Right now we do video-to-video, video-to-article, article-to-video recommendations. We don't do article-to-article as we are specialized in video. This is something we may reconsider and evaluate depending on your needs.
The user data we collect is only used by our internal algorithms to gain effective insights into user behavior and video content. We keep it safe and apply a strict rule of non-divulgation to third-party entities. At the moment, this data remains abstract. However, we plan to make this data actionable for you, for instance by plugging it into your DMP to give you information about your users’ interests. Additionally, analytics and aggregated usage metrics are accessible in your dashboard.

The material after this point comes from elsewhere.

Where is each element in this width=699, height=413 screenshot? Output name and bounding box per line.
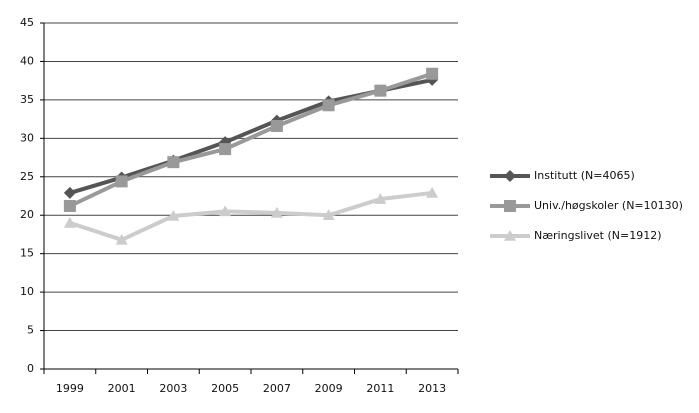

There are 2 sides to this question:
- For content classification, we typically use the IAB taxonomy, but can also adapt to your custom taxonomy. To determine it we use NLP on metadata, speech-to-text and soon image analysis.
- For user's interests, our machine learning algorithm will automatically determine a set of abstract features that are specific to each website. These features can be seen as clusters of users that share the same interests, but in a much finer and subtle way than generic IAB categories for example.
We use state-of-the-art big data distributed technologies that can scale to any volume of traffic: Kafka, Cassandra, Spark, ElasticSearch, Redshift, PostgreSQL, etc. The system is aggressively cached (with Redis and CDNs) and optimized. As a result, we can serve recommendations in less than 100ms.